Quoi de commun entre Mikhaïl Boulgakov et l’auteur du Malade imaginaire ? Un amour inconditionnel pour le théâtre. Le second, comme chacun sait, mourra sur les planches ; le premier, moins chanceux et victime de la parano stalinienne, devra se contenter d’obscurs emplois au Théâtre d’Art de Moscou et au Bolchoï.

Qu’un Russe écrive sur un Français, rien d’étonnant à cela : depuis le XVIIIe siècle, la plupart des intellectuels russes sont francophiles. Il suffit d’ouvrir un roman de Tolstoï ou une nouvelle de Gogol pour y trouver, çà et là, quelques mots de français. Encore aujourd’hui, il n’est pas rare de rencontrer un moscovite ou un petersbourgeois capable de s’exprimer dans la langue de Molière, parce que la France jouit encore là-bas de cette aura de légèreté et de savoir-vivre, qu’il serait bien temps que nous retrouvions nous aussi…

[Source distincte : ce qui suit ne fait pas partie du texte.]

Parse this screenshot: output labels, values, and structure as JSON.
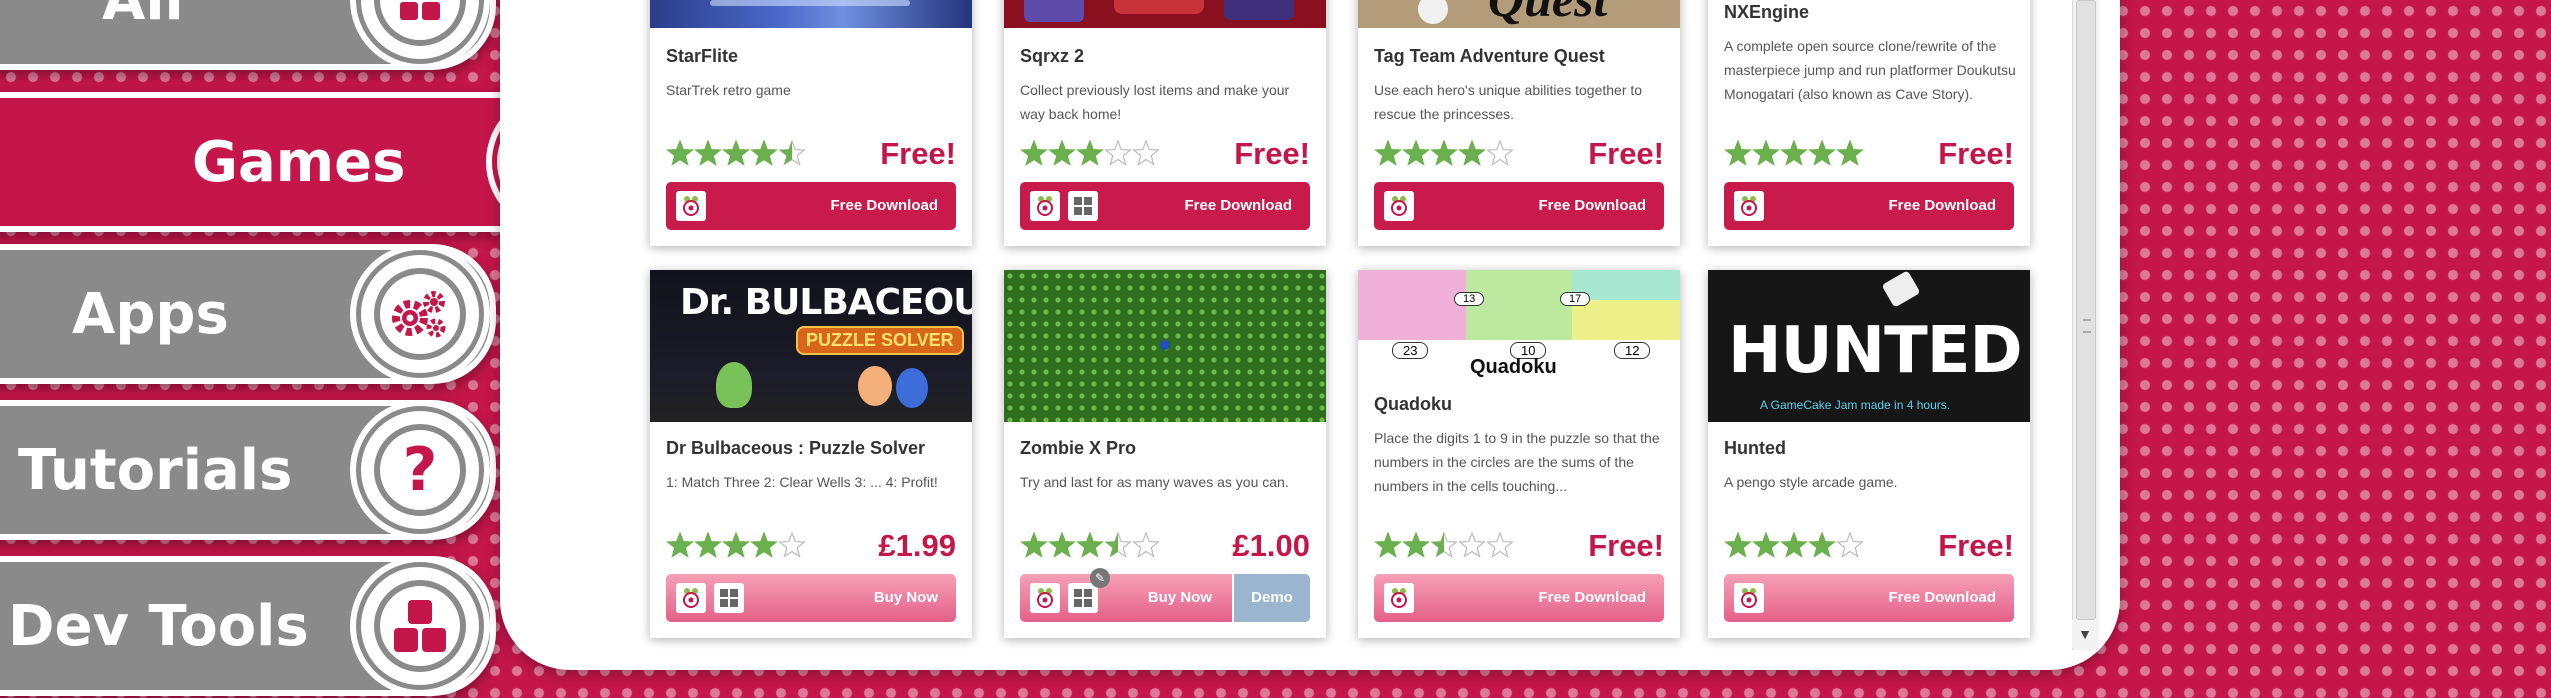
{
  "sidebar": {
    "items": [
      {
        "label": "All",
        "icon": "grid-squares-icon",
        "active": false
      },
      {
        "label": "Games",
        "icon": "pawn-icon",
        "active": true
      },
      {
        "label": "Apps",
        "icon": "gears-icon",
        "active": false
      },
      {
        "label": "Tutorials",
        "icon": "question-icon",
        "active": false
      },
      {
        "label": "Dev Tools",
        "icon": "blocks-icon",
        "active": false
      }
    ]
  },
  "thumbs": {
    "quest_word": "Quest",
    "bulbaceous_title": "Dr. BULBACEOUS",
    "bulbaceous_sub": "PUZZLE SOLVER",
    "quadoku_word": "Quadoku",
    "quadoku_nums": [
      "13",
      "17",
      "23",
      "10",
      "12"
    ],
    "hunted_title": "HUNTED",
    "hunted_sub": "A GameCake Jam made in 4 hours."
  },
  "cards": [
    {
      "title": "StarFlite",
      "description": "StarTrek retro game",
      "rating": 4.5,
      "price": "Free!",
      "button": "Free Download",
      "platforms": [
        "raspberry-icon"
      ]
    },
    {
      "title": "Sqrxz 2",
      "description": "Collect previously lost items and make your way back home!",
      "rating": 3,
      "price": "Free!",
      "button": "Free Download",
      "platforms": [
        "raspberry-icon",
        "windows-icon"
      ]
    },
    {
      "title": "Tag Team Adventure Quest",
      "description": "Use each hero's unique abilities together to rescue the princesses.",
      "rating": 4,
      "price": "Free!",
      "button": "Free Download",
      "platforms": [
        "raspberry-icon"
      ]
    },
    {
      "title": "NXEngine",
      "description": "A complete open source clone/rewrite of the masterpiece jump and run platformer Doukutsu Monogatari (also known as Cave Story).",
      "rating": 5,
      "price": "Free!",
      "button": "Free Download",
      "platforms": [
        "raspberry-icon"
      ]
    },
    {
      "title": "Dr Bulbaceous : Puzzle Solver",
      "description": "1: Match Three 2: Clear Wells 3: ... 4: Profit!",
      "rating": 4,
      "price": "£1.99",
      "button": "Buy Now",
      "platforms": [
        "raspberry-icon",
        "windows-icon"
      ]
    },
    {
      "title": "Zombie X Pro",
      "description": "Try and last for as many waves as you can.",
      "rating": 3.5,
      "price": "£1.00",
      "button": "Buy Now",
      "demo": "Demo",
      "platforms": [
        "raspberry-icon",
        "windows-icon"
      ]
    },
    {
      "title": "Quadoku",
      "description": "Place the digits 1 to 9 in the puzzle so that the numbers in the circles are the sums of the numbers in the cells touching...",
      "rating": 2.5,
      "price": "Free!",
      "button": "Free Download",
      "platforms": [
        "raspberry-icon"
      ]
    },
    {
      "title": "Hunted",
      "description": "A pengo style arcade game.",
      "rating": 4,
      "price": "Free!",
      "button": "Free Download",
      "platforms": [
        "raspberry-icon"
      ]
    }
  ],
  "colors": {
    "brand": "#c4164a",
    "nav_inactive": "#8a8a8a",
    "star_fill": "#6ab04c",
    "demo": "#9ab5cd"
  }
}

C’est au plus fort de la glaciation stalinienne que Boulgakov écrit son Roman de monsieur de Molière. Hasard de l’Histoire, dira-t-on, mais pas seulement : on lira à ce sujet avec profit les pages concernant les relations difficiles de Molière avec le pouvoir et les censeurs. Boulgakov, avec son élégance habituelle, se garde bien de parler de lui, mais il suffit de lire entre les lignes pour comprendre qu’à travers son modèle se profile aussi la silhouette d’un auteur persécuté par la bureaucratie soviétique.

En fait, l’originalité de ce livre tient à cette rencontre entre deux « fortes têtes » : Boulgakov est biographe, mais à sa façon, tendre et ironique, jouant de tous les tons et nourrissant pour son sujet une empathie où le respect le dispute à l’amitié pure et simple. Les derniers chapitres, à ce sujet, nous montrent un Molière misanthrope, obsédé par la mort et qui, cependant, trouve encore dans son métier de quoi réjouir ses contemporains, comme Boulgakov, dans Le Maître et Marguerite, avait encore l’audace de se moquer d’un régime honni.

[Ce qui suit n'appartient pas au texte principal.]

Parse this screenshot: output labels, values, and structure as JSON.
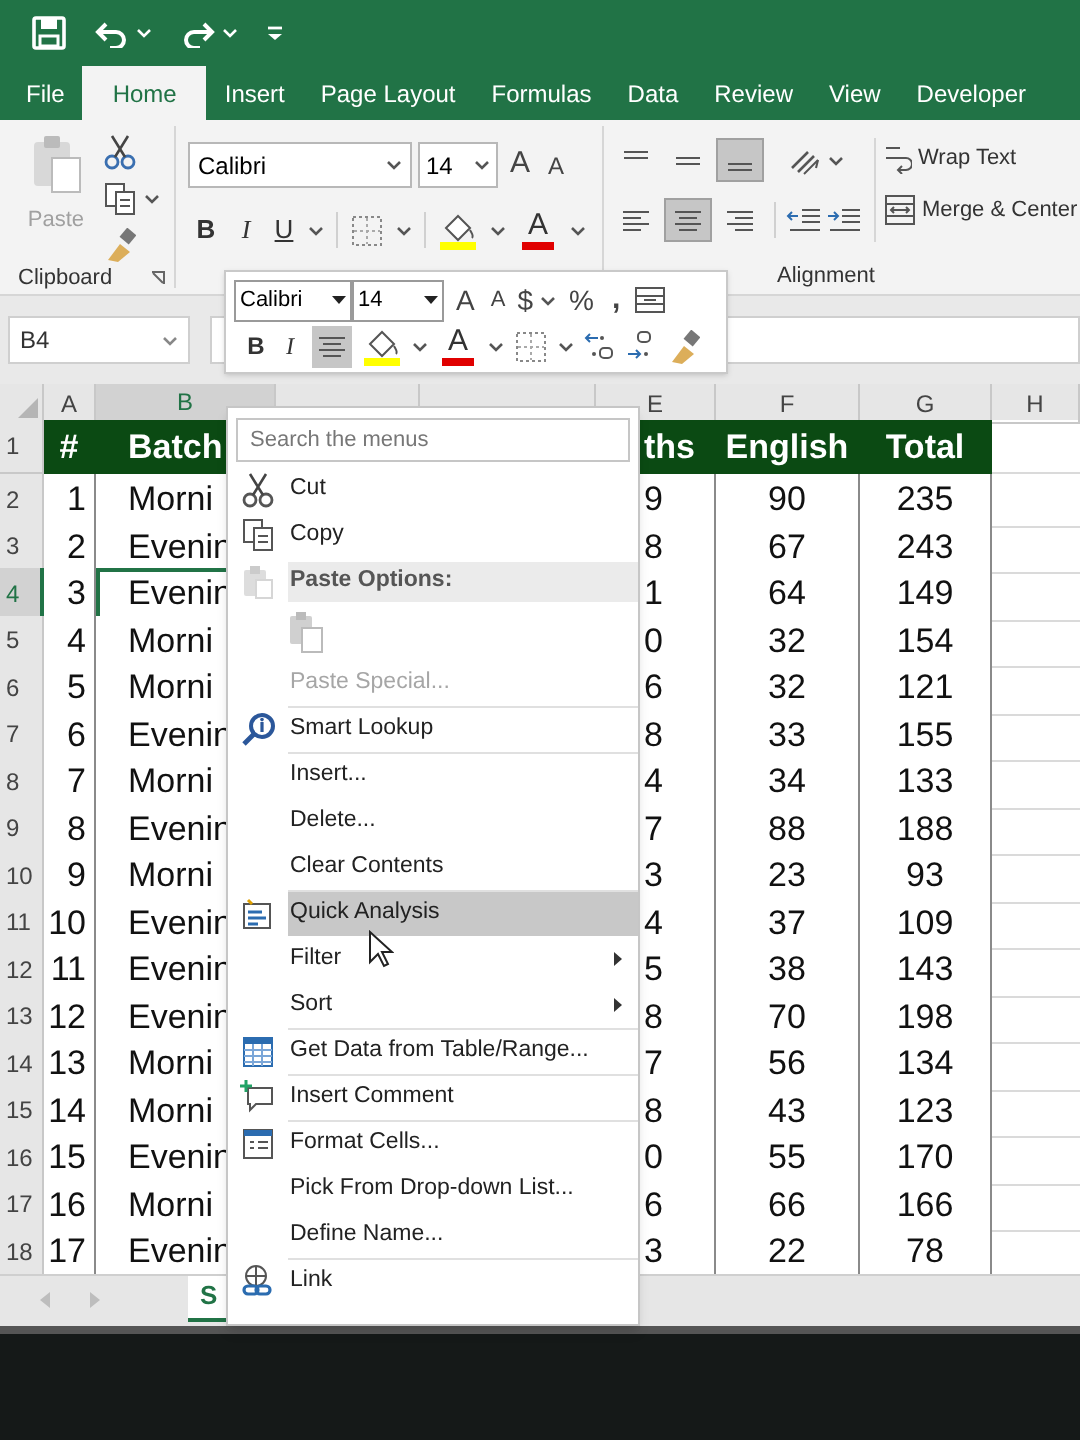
{
  "tabs": [
    {
      "label": "File",
      "selected": false
    },
    {
      "label": "Home",
      "selected": true
    },
    {
      "label": "Insert",
      "selected": false
    },
    {
      "label": "Page Layout",
      "selected": false
    },
    {
      "label": "Formulas",
      "selected": false
    },
    {
      "label": "Data",
      "selected": false
    },
    {
      "label": "Review",
      "selected": false
    },
    {
      "label": "View",
      "selected": false
    },
    {
      "label": "Developer",
      "selected": false
    }
  ],
  "ribbon": {
    "paste_label": "Paste",
    "paste_disabled": true,
    "font_name": "Calibri",
    "font_size": "14",
    "grow_font": "A",
    "shrink_font": "A",
    "bold": "B",
    "italic": "I",
    "underline": "U",
    "font_color": "A",
    "vertical_align_buttons": [
      {
        "selected": false
      },
      {
        "selected": false
      },
      {
        "selected": true
      }
    ],
    "horizontal_align_buttons": [
      {
        "selected": false
      },
      {
        "selected": true
      },
      {
        "selected": false
      }
    ],
    "wrap_text": "Wrap Text",
    "merge_center": "Merge & Center",
    "group_labels": [
      "Clipboard",
      "Alignment"
    ]
  },
  "mini_toolbar": {
    "font_name": "Calibri",
    "font_size": "14",
    "grow_font": "A",
    "shrink_font": "A",
    "currency": "$",
    "percent": "%",
    "comma": ",",
    "bold": "B",
    "italic": "I",
    "center_selected": true,
    "font_color": "A"
  },
  "name_box": "B4",
  "sheet": {
    "columns": [
      {
        "label": "A",
        "selected": false
      },
      {
        "label": "B",
        "selected": true
      },
      {
        "selected": false
      },
      {
        "selected": false
      },
      {
        "label": "E",
        "selected": false
      },
      {
        "label": "F",
        "selected": false
      },
      {
        "label": "G",
        "selected": false
      },
      {
        "label": "H",
        "selected": false
      }
    ],
    "rows": [
      {
        "number": "1",
        "kind": "header",
        "selected": false,
        "cells": [
          "#",
          "Batch",
          "",
          "",
          "ths",
          "English",
          "Total"
        ]
      },
      {
        "number": "2",
        "kind": "data",
        "selected": false,
        "cells": [
          "1",
          "Morni",
          "",
          "",
          "9",
          "90",
          "235"
        ]
      },
      {
        "number": "3",
        "kind": "data",
        "selected": false,
        "cells": [
          "2",
          "Evenin",
          "",
          "",
          "8",
          "67",
          "243"
        ]
      },
      {
        "number": "4",
        "kind": "data",
        "selected": true,
        "cells": [
          "3",
          "Evenin",
          "",
          "",
          "1",
          "64",
          "149"
        ]
      },
      {
        "number": "5",
        "kind": "data",
        "selected": false,
        "cells": [
          "4",
          "Morni",
          "",
          "",
          "0",
          "32",
          "154"
        ]
      },
      {
        "number": "6",
        "kind": "data",
        "selected": false,
        "cells": [
          "5",
          "Morni",
          "",
          "",
          "6",
          "32",
          "121"
        ]
      },
      {
        "number": "7",
        "kind": "data",
        "selected": false,
        "cells": [
          "6",
          "Evenin",
          "",
          "",
          "8",
          "33",
          "155"
        ]
      },
      {
        "number": "8",
        "kind": "data",
        "selected": false,
        "cells": [
          "7",
          "Morni",
          "",
          "",
          "4",
          "34",
          "133"
        ]
      },
      {
        "number": "9",
        "kind": "data",
        "selected": false,
        "cells": [
          "8",
          "Evenin",
          "",
          "",
          "7",
          "88",
          "188"
        ]
      },
      {
        "number": "10",
        "kind": "data",
        "selected": false,
        "cells": [
          "9",
          "Morni",
          "",
          "",
          "3",
          "23",
          "93"
        ]
      },
      {
        "number": "11",
        "kind": "data",
        "selected": false,
        "cells": [
          "10",
          "Evenin",
          "",
          "",
          "4",
          "37",
          "109"
        ]
      },
      {
        "number": "12",
        "kind": "data",
        "selected": false,
        "cells": [
          "11",
          "Evenin",
          "",
          "",
          "5",
          "38",
          "143"
        ]
      },
      {
        "number": "13",
        "kind": "data",
        "selected": false,
        "cells": [
          "12",
          "Evenin",
          "",
          "",
          "8",
          "70",
          "198"
        ]
      },
      {
        "number": "14",
        "kind": "data",
        "selected": false,
        "cells": [
          "13",
          "Morni",
          "",
          "",
          "7",
          "56",
          "134"
        ]
      },
      {
        "number": "15",
        "kind": "data",
        "selected": false,
        "cells": [
          "14",
          "Morni",
          "",
          "",
          "8",
          "43",
          "123"
        ]
      },
      {
        "number": "16",
        "kind": "data",
        "selected": false,
        "cells": [
          "15",
          "Evenin",
          "",
          "",
          "0",
          "55",
          "170"
        ]
      },
      {
        "number": "17",
        "kind": "data",
        "selected": false,
        "cells": [
          "16",
          "Morni",
          "",
          "",
          "6",
          "66",
          "166"
        ]
      },
      {
        "number": "18",
        "kind": "data",
        "selected": false,
        "cells": [
          "17",
          "Evenin",
          "",
          "",
          "3",
          "22",
          "78"
        ]
      }
    ]
  },
  "sheet_tabs": [
    {
      "label": "S",
      "selected": true
    }
  ],
  "context_menu": {
    "search_placeholder": "Search the menus",
    "items": [
      {
        "kind": "item",
        "label": "Cut",
        "disabled": false,
        "highlighted": false,
        "submenu": false,
        "divider_above": false
      },
      {
        "kind": "item",
        "label": "Copy",
        "disabled": false,
        "highlighted": false,
        "submenu": false,
        "divider_above": false
      },
      {
        "kind": "header",
        "label": "Paste Options:",
        "disabled": false,
        "highlighted": false,
        "submenu": false,
        "divider_above": false
      },
      {
        "kind": "paste-icons",
        "disabled": true,
        "highlighted": false,
        "submenu": false,
        "divider_above": false
      },
      {
        "kind": "item",
        "label": "Paste Special...",
        "disabled": true,
        "highlighted": false,
        "submenu": false,
        "divider_above": false
      },
      {
        "kind": "item",
        "label": "Smart Lookup",
        "disabled": false,
        "highlighted": false,
        "submenu": false,
        "divider_above": true
      },
      {
        "kind": "item",
        "label": "Insert...",
        "disabled": false,
        "highlighted": false,
        "submenu": false,
        "divider_above": true
      },
      {
        "kind": "item",
        "label": "Delete...",
        "disabled": false,
        "highlighted": false,
        "submenu": false,
        "divider_above": false
      },
      {
        "kind": "item",
        "label": "Clear Contents",
        "disabled": false,
        "highlighted": false,
        "submenu": false,
        "divider_above": false
      },
      {
        "kind": "item",
        "label": "Quick Analysis",
        "disabled": false,
        "highlighted": true,
        "submenu": false,
        "divider_above": true
      },
      {
        "kind": "item",
        "label": "Filter",
        "disabled": false,
        "highlighted": false,
        "submenu": true,
        "divider_above": false
      },
      {
        "kind": "item",
        "label": "Sort",
        "disabled": false,
        "highlighted": false,
        "submenu": true,
        "divider_above": false
      },
      {
        "kind": "item",
        "label": "Get Data from Table/Range...",
        "disabled": false,
        "highlighted": false,
        "submenu": false,
        "divider_above": true
      },
      {
        "kind": "item",
        "label": "Insert Comment",
        "disabled": false,
        "highlighted": false,
        "submenu": false,
        "divider_above": true
      },
      {
        "kind": "item",
        "label": "Format Cells...",
        "disabled": false,
        "highlighted": false,
        "submenu": false,
        "divider_above": true
      },
      {
        "kind": "item",
        "label": "Pick From Drop-down List...",
        "disabled": false,
        "highlighted": false,
        "submenu": false,
        "divider_above": false
      },
      {
        "kind": "item",
        "label": "Define Name...",
        "disabled": false,
        "highlighted": false,
        "submenu": false,
        "divider_above": false
      },
      {
        "kind": "item",
        "label": "Link",
        "disabled": false,
        "highlighted": false,
        "submenu": false,
        "divider_above": true
      }
    ]
  }
}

Sur un autre plan, cette biographie réjouira tous ceux qui s’intéressent au Paris du Grand Siècle, à l’histoire du théâtre, à la vie des comédiens. Avec Boulgakov, nous musardons à la nuit tombée dans le quartier des Halles et du Marais, nous assistons aux premières du sieur Jean-Baptiste Poquelin, lequel se retrouve la plupart du temps endetté, quand ce n’est pas le théâtre lui-même qui menace de crouler sur la tête des comédiens. Boulgakov n’ignore rien du quotidien de la troupe et s’il en rajoute parfois un peu, c’est sa propre passion du théâtre qu’il s’efforce de partager avec son lecteur. On est loin d’une biographie universitaire, bardée de notes ennuyeuses, et beaucoup plus près du fameux Molière d’Ariane Mnouchkine. L’argent, les histoires de famille, les maîtresses, l’écriture des pièces, tout se mêle dans une espèce de tourbillon moiré qui, non content de nous donner un formidable plaisir de lecture, nous incite à sortir de chez nous et à nous rendre au théâtre pour assister à une énième représentation du Malade imaginaire.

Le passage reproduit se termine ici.